The word “Rio” conjures up an image that is something like this:
And that’s all good fun, of course, but it’s not the full picture. Rio de Janeiro, in its entirety, is a city with much more richness and depth than its glamorous coast might suggest. Heading inland, away from the famed beaches of Leblon and Ipanema, I discovered a much different Rio.
This is the real Rio – a packed city, functional and full of urban beauty.
Far enough inland, and far enough uphill, and we found ourselves in Santa Teresa. Named after the hill
it’s perched atop, Santa Teresa is one of the oldest neighborhoods in Rio, and it used to be one of the richest.
Hundreds of years after its foundation, and Santa Teresa has lost some of its former wealth, but none of its glory.

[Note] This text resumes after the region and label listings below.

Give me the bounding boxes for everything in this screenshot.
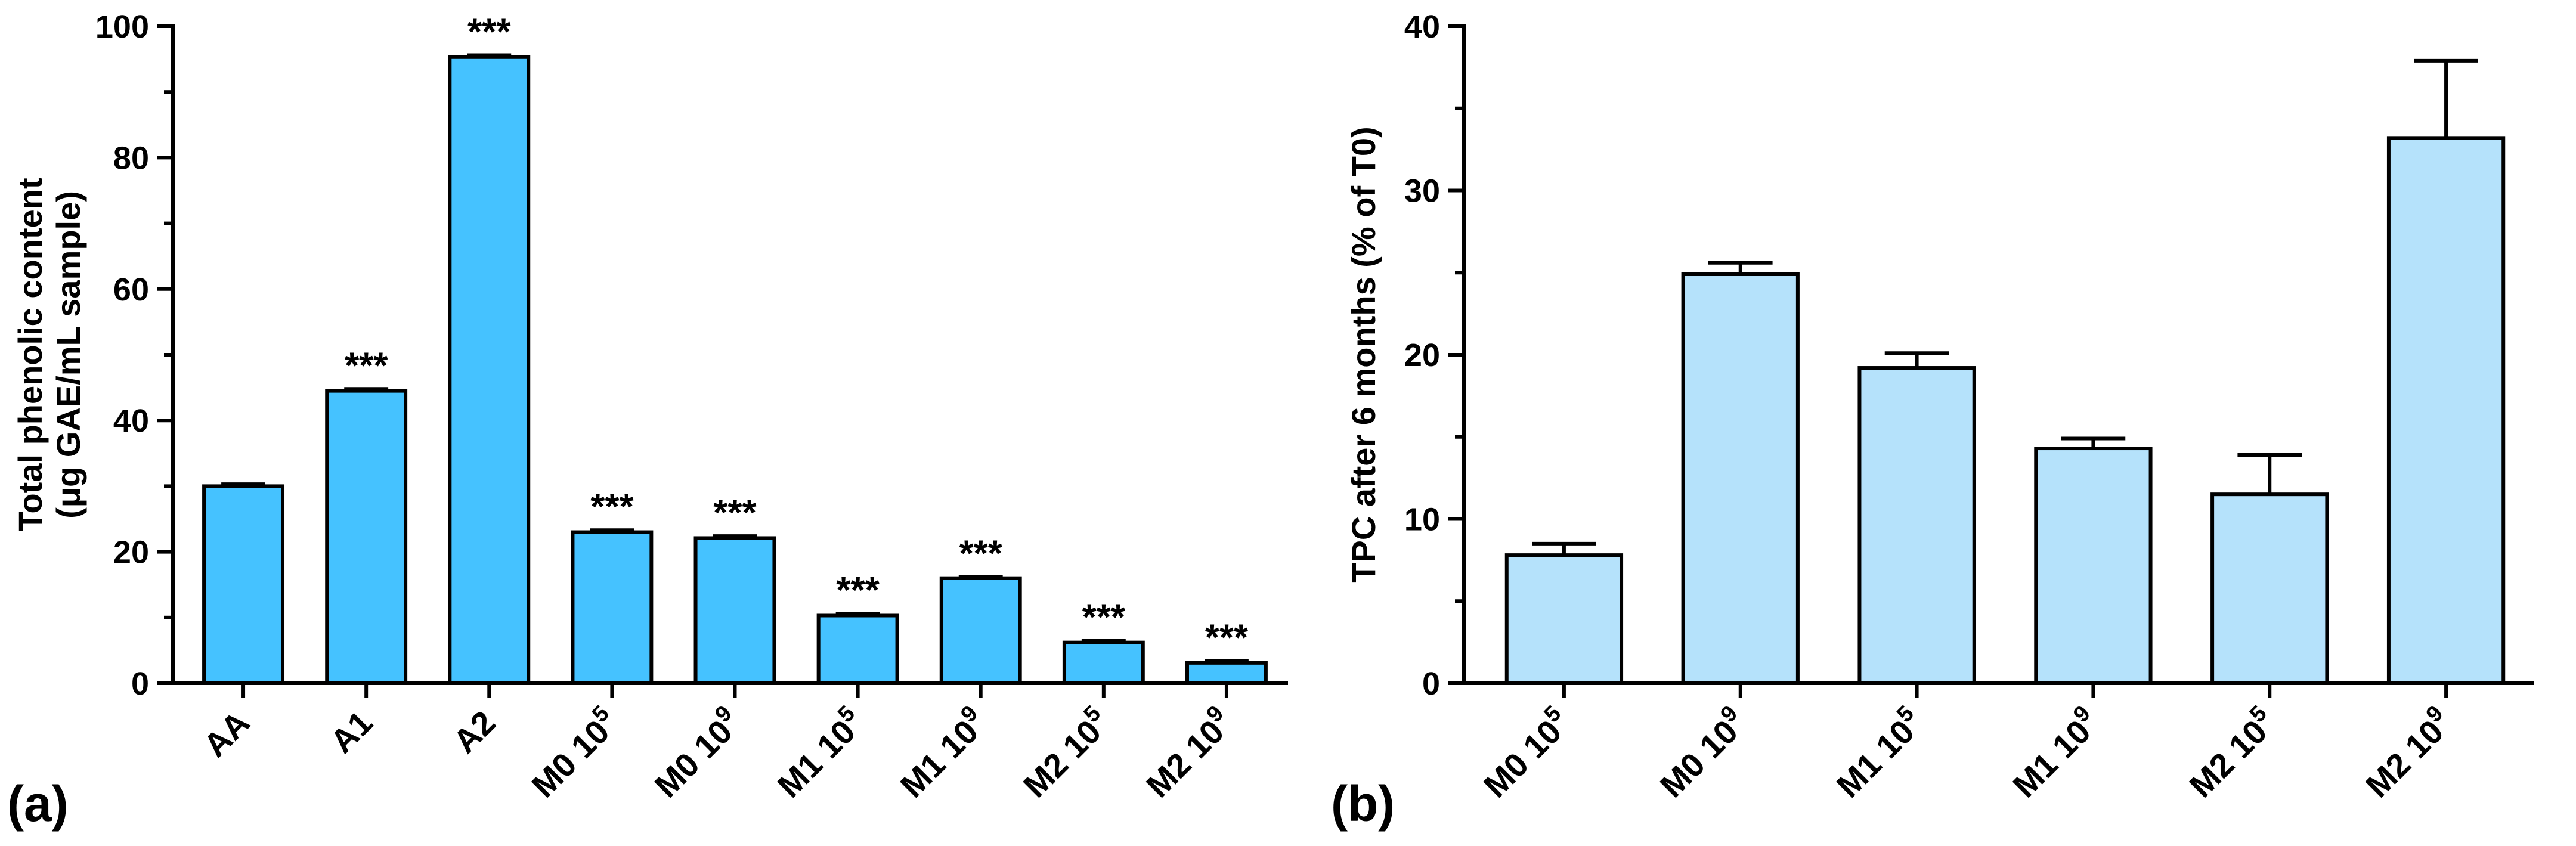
y-axis-title-line2: (μg GAE/mL sample) — [49, 191, 87, 519]
x-tick-label: A2 — [446, 704, 503, 760]
x-tick-label: M2 109 — [1137, 701, 1240, 805]
y-tick-label: 80 — [113, 140, 149, 176]
x-tick-label-base: A2 — [446, 704, 503, 760]
significance-annotation: *** — [590, 486, 634, 528]
x-tick-label: M2 109 — [2356, 701, 2460, 805]
x-tick-label-base: M2 10 — [2182, 712, 2274, 805]
x-tick-label-base: M0 10 — [1476, 712, 1569, 805]
significance-annotation: *** — [836, 570, 880, 611]
significance-annotation: *** — [713, 492, 757, 534]
x-tick-label: AA — [196, 704, 257, 764]
x-tick-label-base: M2 10 — [1139, 712, 1231, 805]
bar — [202, 484, 285, 686]
significance-annotation: *** — [1082, 597, 1126, 638]
y-tick-label: 20 — [113, 535, 149, 571]
x-tick-label: M0 109 — [645, 701, 748, 805]
x-tick-label: M0 105 — [522, 701, 626, 805]
x-tick-label: M1 109 — [890, 701, 994, 805]
y-tick-label: 40 — [113, 403, 149, 439]
y-tick-label: 30 — [1404, 173, 1440, 209]
bar — [1857, 366, 1976, 685]
y-tick-label: 0 — [131, 666, 149, 702]
panel-a-label: (a) — [7, 776, 69, 832]
y-tick-label: 40 — [1404, 9, 1440, 45]
bar — [2210, 492, 2329, 685]
y-tick-label: 60 — [113, 272, 149, 308]
bar — [571, 530, 654, 685]
x-tick-label-base: M1 10 — [893, 712, 986, 805]
x-tick-label: M0 105 — [1474, 701, 1578, 805]
x-tick-label-base: M2 10 — [2358, 712, 2451, 805]
x-tick-label-base: M1 10 — [770, 712, 863, 805]
bar — [816, 613, 899, 686]
bar — [693, 536, 776, 686]
y-axis-title: TPC after 6 months (% of T0) — [1345, 126, 1382, 582]
y-tick-label: 20 — [1404, 337, 1440, 373]
y-axis-title-line1: Total phenolic content — [11, 178, 49, 531]
y-tick-label: 10 — [1404, 502, 1440, 538]
bar — [448, 55, 531, 686]
significance-annotation: *** — [1205, 618, 1249, 659]
chart-a-total-phenolic-content: 0 20 40 60 80 100 Total phenolic content (μg GA… — [11, 9, 1288, 805]
panel-b-label: (b) — [1331, 776, 1395, 832]
x-tick-label-base: M1 10 — [1829, 712, 1922, 805]
bar — [325, 389, 408, 685]
x-tick-label: A1 — [323, 704, 379, 760]
x-tick-label-base: M0 10 — [524, 712, 617, 805]
x-tick-label-base: M1 10 — [2005, 712, 2098, 805]
x-tick-label: M1 105 — [767, 701, 871, 805]
bar — [1681, 272, 1800, 685]
chart-b-tpc-after-6-months: 0 10 20 30 40 TPC after 6 months (% of T0) M0 … — [1345, 9, 2534, 805]
bar — [2034, 447, 2153, 685]
x-tick-label-base: M0 10 — [647, 712, 739, 805]
x-tick-label: M1 105 — [1826, 701, 1930, 805]
x-tick-label: M2 105 — [2179, 701, 2283, 805]
x-tick-label-base: A1 — [323, 704, 379, 760]
significance-annotation: *** — [467, 11, 511, 52]
x-tick-label-base: AA — [196, 704, 257, 764]
bar — [939, 576, 1022, 685]
x-tick-label-base: M0 10 — [1653, 712, 1745, 805]
x-tick-label: M2 105 — [1014, 701, 1117, 805]
x-tick-label-base: M2 10 — [1016, 712, 1109, 805]
significance-annotation: *** — [959, 533, 1003, 574]
bar — [1062, 640, 1145, 686]
bar — [1504, 553, 1624, 685]
x-tick-label: M1 109 — [2003, 701, 2107, 805]
bar — [2386, 136, 2506, 685]
y-tick-label: 0 — [1422, 666, 1440, 702]
significance-annotation: *** — [345, 345, 388, 386]
bar — [1185, 661, 1268, 686]
x-tick-label: M0 109 — [1650, 701, 1754, 805]
y-tick-label: 100 — [95, 9, 149, 45]
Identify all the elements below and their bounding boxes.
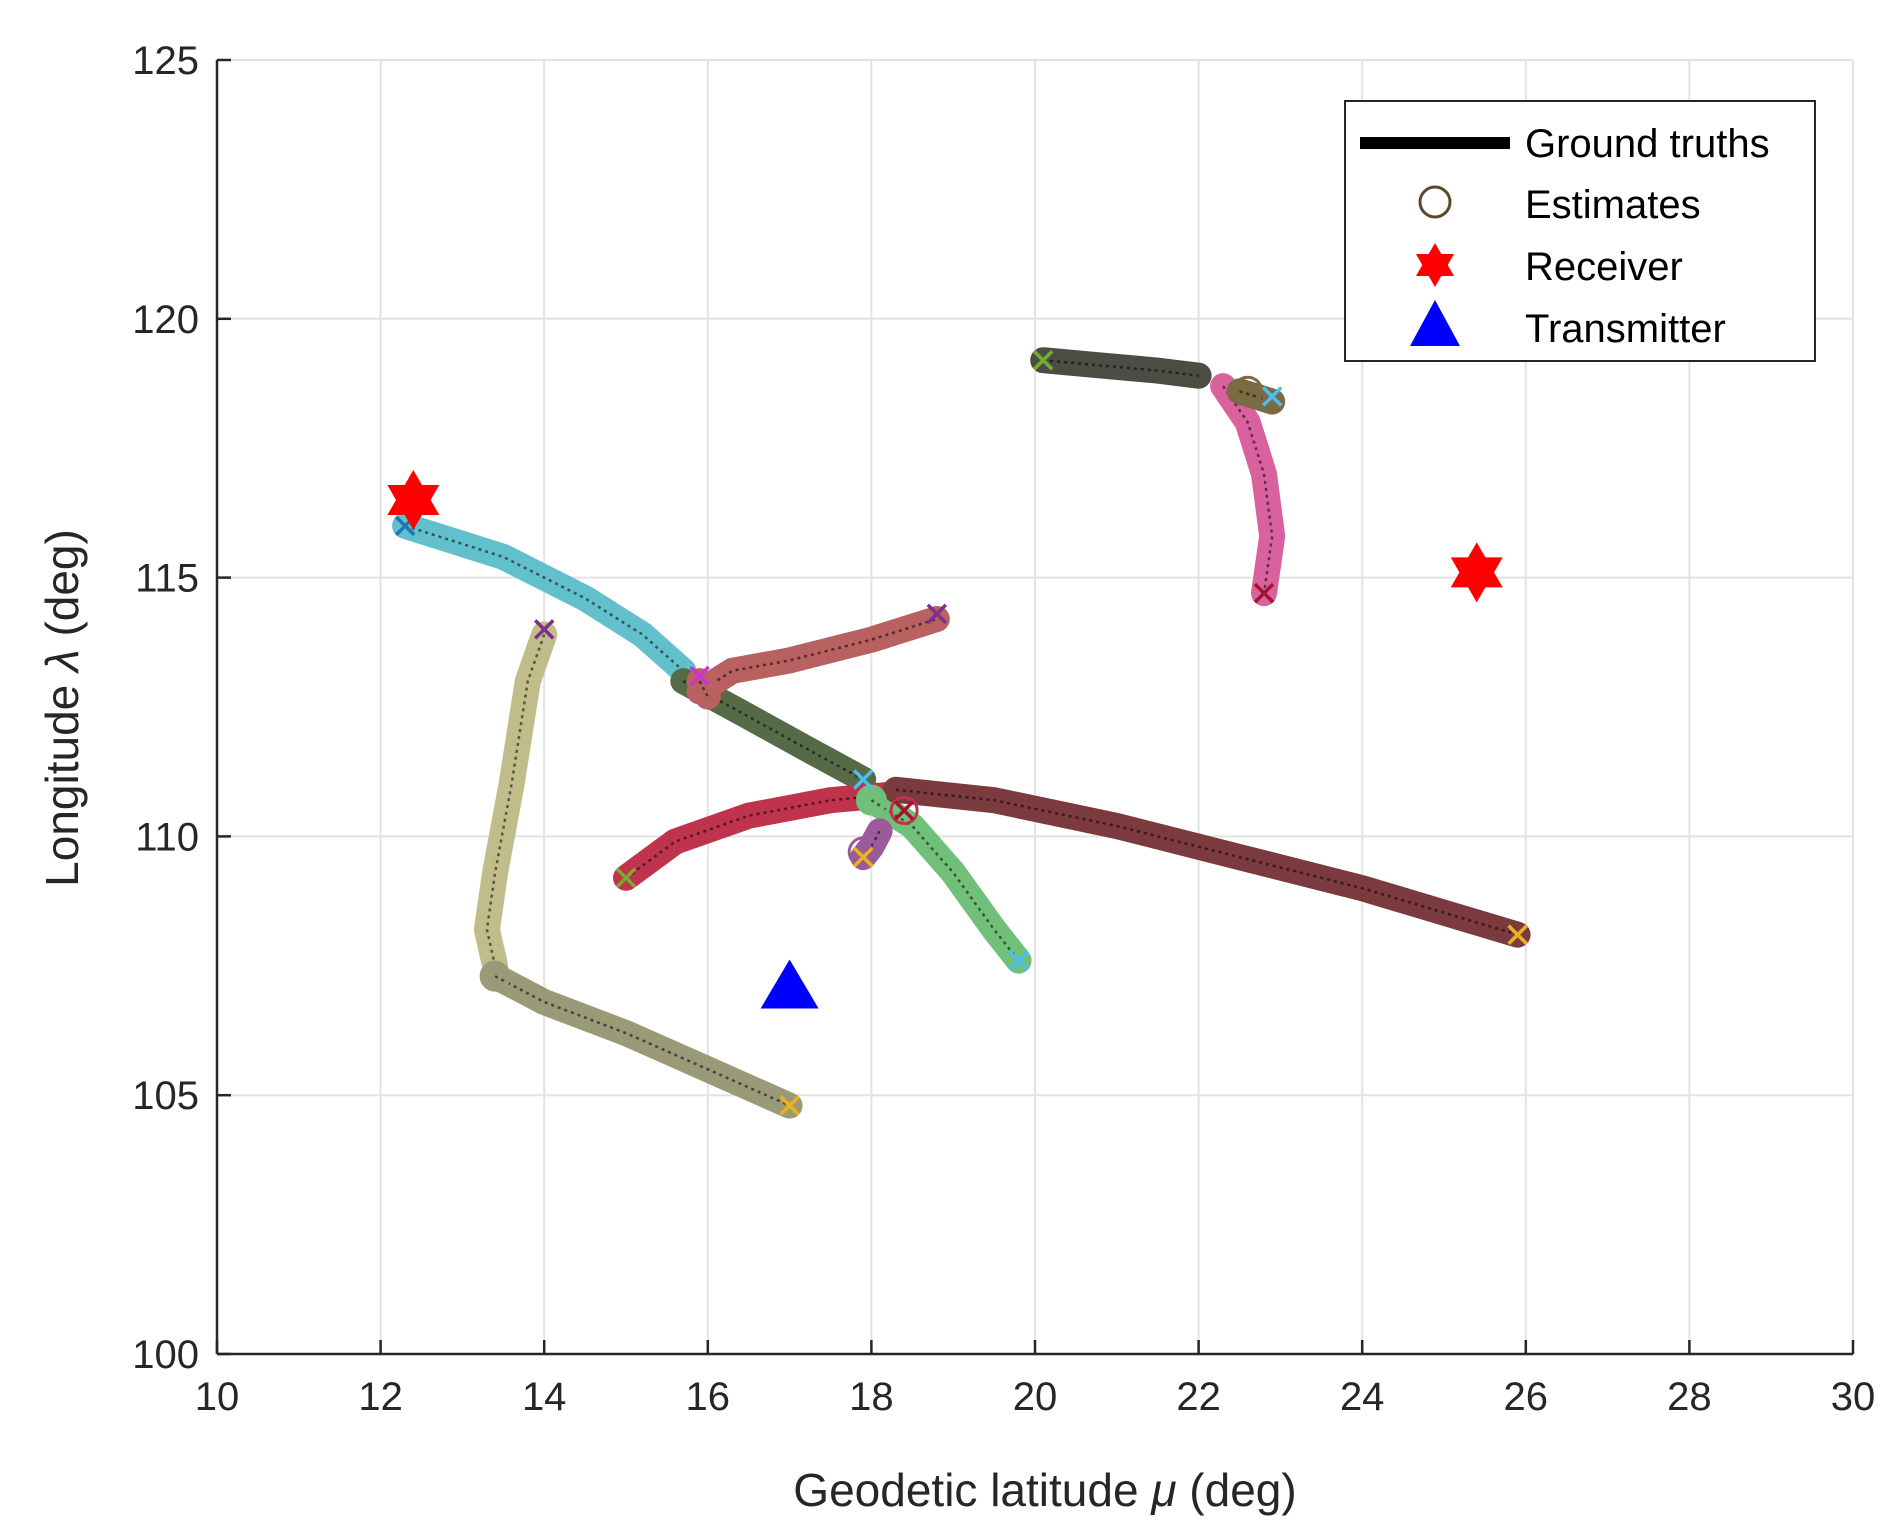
- legend: Ground truths Estimates Receiver Transmi…: [1344, 100, 1816, 362]
- y-tick-label-3: 115: [135, 557, 199, 601]
- x-tick-label-8: 26: [1504, 1375, 1549, 1419]
- receiver-0-down: [387, 484, 440, 530]
- estimate-circle-2: [1232, 375, 1264, 407]
- track-3-estimates: [473, 621, 558, 979]
- x-axis-title-symbol: μ: [1150, 1464, 1176, 1516]
- track-3-end-x-marker: [533, 619, 555, 640]
- track-7-end-x-marker: [1008, 950, 1029, 971]
- track-2-end-x-marker: [852, 769, 874, 790]
- x-tick-label-9: 28: [1667, 1375, 1712, 1419]
- x-tick-label-3: 16: [686, 1375, 731, 1419]
- y-tick-label-2: 110: [135, 815, 199, 859]
- track-8-ground-truth: [895, 788, 1518, 936]
- x-tick-label-7: 24: [1340, 1375, 1385, 1419]
- x-tick-label-2: 14: [522, 1375, 567, 1419]
- legend-label-receiver: Receiver: [1525, 245, 1683, 289]
- y-axis-title-unit: (deg): [36, 529, 88, 649]
- track-4-ground-truth: [494, 975, 791, 1107]
- x-axis-title: Geodetic latitude μ (deg): [793, 1464, 1296, 1516]
- track-5-ground-truth: [698, 617, 938, 693]
- tick-labels: 10 12 14 16 18 20 22 24 26 28 30 100 105 110 115 120 125: [132, 39, 1875, 1419]
- track-6-end-x-marker: [615, 867, 637, 889]
- track-7-estimates: [858, 787, 1032, 974]
- y-axis-title-symbol: λ: [36, 649, 88, 675]
- legend-label-ground-truths: Ground truths: [1525, 122, 1770, 166]
- track-9-ground-truth: [1043, 358, 1199, 377]
- track-5-end-x-marker: [926, 603, 948, 625]
- x-tick-label-6: 22: [1176, 1375, 1221, 1419]
- track-14-ground-truth: [698, 680, 709, 698]
- x-axis-title-text: Geodetic latitude: [793, 1464, 1151, 1516]
- legend-label-estimates: Estimates: [1525, 183, 1701, 227]
- y-tick-label-4: 120: [132, 298, 199, 342]
- y-tick-label-5: 125: [132, 39, 199, 83]
- legend-transmitter-triangle: [1410, 300, 1460, 346]
- tracks: [392, 347, 1531, 1119]
- track-10-ground-truth: [1222, 385, 1274, 594]
- y-tick-label-0: 100: [132, 1333, 199, 1377]
- track-8-end-x-marker: [1507, 924, 1528, 945]
- track-13-end-x-marker: [893, 800, 915, 821]
- axes: [215, 58, 1855, 1356]
- track-4-end-x-marker: [779, 1095, 800, 1116]
- x-tick-label-10: 30: [1831, 1375, 1876, 1419]
- track-10-end-x-marker: [1253, 582, 1275, 604]
- y-axis-title-text: Longitude: [36, 672, 88, 887]
- estimate-circle-3: [847, 836, 879, 868]
- track-9-end-x-marker: [1032, 349, 1054, 371]
- transmitter-0: [760, 959, 819, 1009]
- legend-receiver-hexagram-down: [1415, 254, 1455, 287]
- legend-label-transmitter: Transmitter: [1525, 307, 1726, 351]
- track-11-end-x-marker: [1261, 386, 1283, 407]
- x-tick-label-5: 20: [1013, 1375, 1058, 1419]
- track-3-ground-truth: [485, 634, 546, 967]
- legend-estimate-circle: [1418, 185, 1452, 219]
- track-1-ground-truth: [404, 524, 685, 672]
- y-tick-label-1: 105: [132, 1074, 199, 1118]
- track-14-end-x-marker: [689, 665, 710, 687]
- x-tick-label-4: 18: [849, 1375, 894, 1419]
- x-axis-title-unit: (deg): [1177, 1464, 1297, 1516]
- x-tick-label-1: 12: [358, 1375, 403, 1419]
- y-axis-title: Longitude λ (deg): [36, 529, 88, 887]
- estimate-circle-0: [479, 960, 511, 992]
- track-12-end-x-marker: [852, 846, 874, 868]
- receiver-1-down: [1450, 557, 1503, 603]
- markers: [387, 349, 1528, 1116]
- track-6-estimates: [613, 782, 901, 891]
- x-tick-label-0: 10: [195, 1375, 240, 1419]
- track-13-estimate: [889, 796, 919, 826]
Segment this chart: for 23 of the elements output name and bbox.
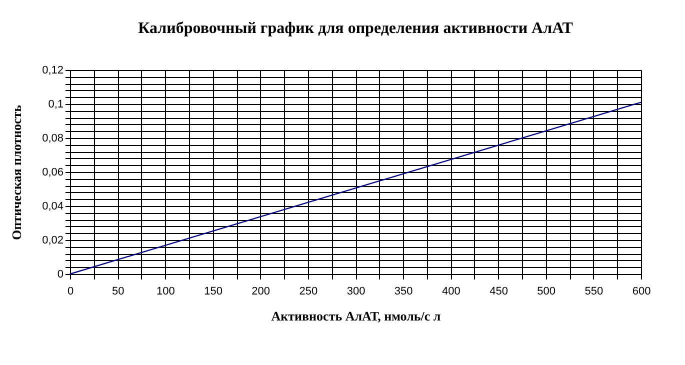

The neighborhood clings precariously to the edge of the mountain. On one side, it faces the city; on the other, it is enveloped by the vastness of the Tijuca Forest.
In Santa Teresa, dazzling street art pops from the walls while haphazard vines spill over into the streets.
For our first eight days, we stayed in Rio Palazzo , an adorable B&B with outstanding service, lovely rooms, and reasonable prices (from 165 reals/night – just under $50, but check their website).
We stayed in the Tijuca Suite, the largest room on the property (and the only one with a private bathroom):
At the Rio Palazzo, we got to enjoy breakfast fresh-cooked by Paulo, the owner. He was very friendly (not to mention an excellent cook).
And Natalia, our concierge and receptionist, helped us map out our day on more than one occasion.
Another perk of staying in the Rio Palazzo? This view:
After a walk down the steep, windy main road, Rua Almirante Alexandrino, we find ourselves at the workshop of Getulio Damado, a local artist and a bit of a public figure. Using bottlecaps, discarded cameras, and anything else he can find, Getulio fashions all kinds of objects, from figurines to houses to Brazilian flags.
His work is wildly imaginitive, a little bit insane, and not at all expensive if you want to take home a piece.
Getulio’s shop is modeled after the famed Bondinho de Santa Teresa which, much like Getulio himself, is a symbol of the neighborhood. The Bondinho used to be the neighborhood streetcar and was one of the oldest in the world; it ran from 1877 until a fatal accident in 2011, and it’s been out of service since.
When we were there, there was construction work on the rails – no information on exactly when, but it’s a fair bet that Santa Teresa’s Bondinho will be up and running by the the Olympics.
Further on, Rua Almirante Alexandrino branches off downhill. A short walk and we get to Cafecito, a lovely little cafe attached to a gift shop. I stop here for a refreshingly tangy suco de maracuja (passion fruit juice) before wandering down the street.
A little further on and we reach Santa Arte Gastronomia, a mid-priced lunch place with peculiar hours but excellent food. And what else to get but the famed feijoada, a stew that is not only the national specialty but a cultural symbol:
A quick note: there is a lot of feijoada in Rio. Over the course of two weeks, I sampled it probably six or seven times. You should probably not do this. It’s a pretty heavy dish and can probably stand in for two meals. Feijoada can also be quite expensive – though, like most food in Rio, it can be found for a good price.
At the end of Santa Teresa’s superb culinary strip is Bar do Miniero, a well-known neighborhood restaurant. On various visits I got feijoada, other meat dishes, sandwiches and, of course, beverages:
After drinks, lunch, and more drinks, you can walk back up the street and catch the delightfully rickety bus (R$ 3.40 – a little over a buck) back up the hill.
Or, you can keep walking down on Rua Almirante Alexandrino. Just a little down the way is Galeria Camayoc-Huasi, a gift shop-meets-gallery where you can purchase artwork made by local artisans and owner Domingos Cardoso.
For us, the highlight of Santa Teresa was at the end of the road.
Parque das Ruinas – (park of the ruins) – used to be a mansion owned by heiress Laurinda Santos Lobo, a wealthy carioca (Rio native). After her death in 1946, the place was abandoned and looted. The property fell into the city’s hands in 1997, and a modern restoration breathed life into the crumbling shell of the mansion’s former self.
Since then, it’s been converted into a cultural center, but some say that Parque das Ruinas is still haunted by the ghost of Laurinda Santos Lobo.
The countless beams and walkways piercing the building create a decidedly Escheresque effect.
But it’s not just the architecture of Parque das Ruinas that makes it a worthwhile destination- at the top of a spiral staircase was one of the best views of Rio we had seen.
At this point, we catch a bus back to the Rio Palazzo. Across the street, hanging over the edge of Santa Teresa hill, is Cardapio – Cantina do Gaucho, a wonderful little restaurant specializing in thin-crust pizza and barbecue dishes.
The best part of dinner at Cardapio: watching a magnificent sunset over the city.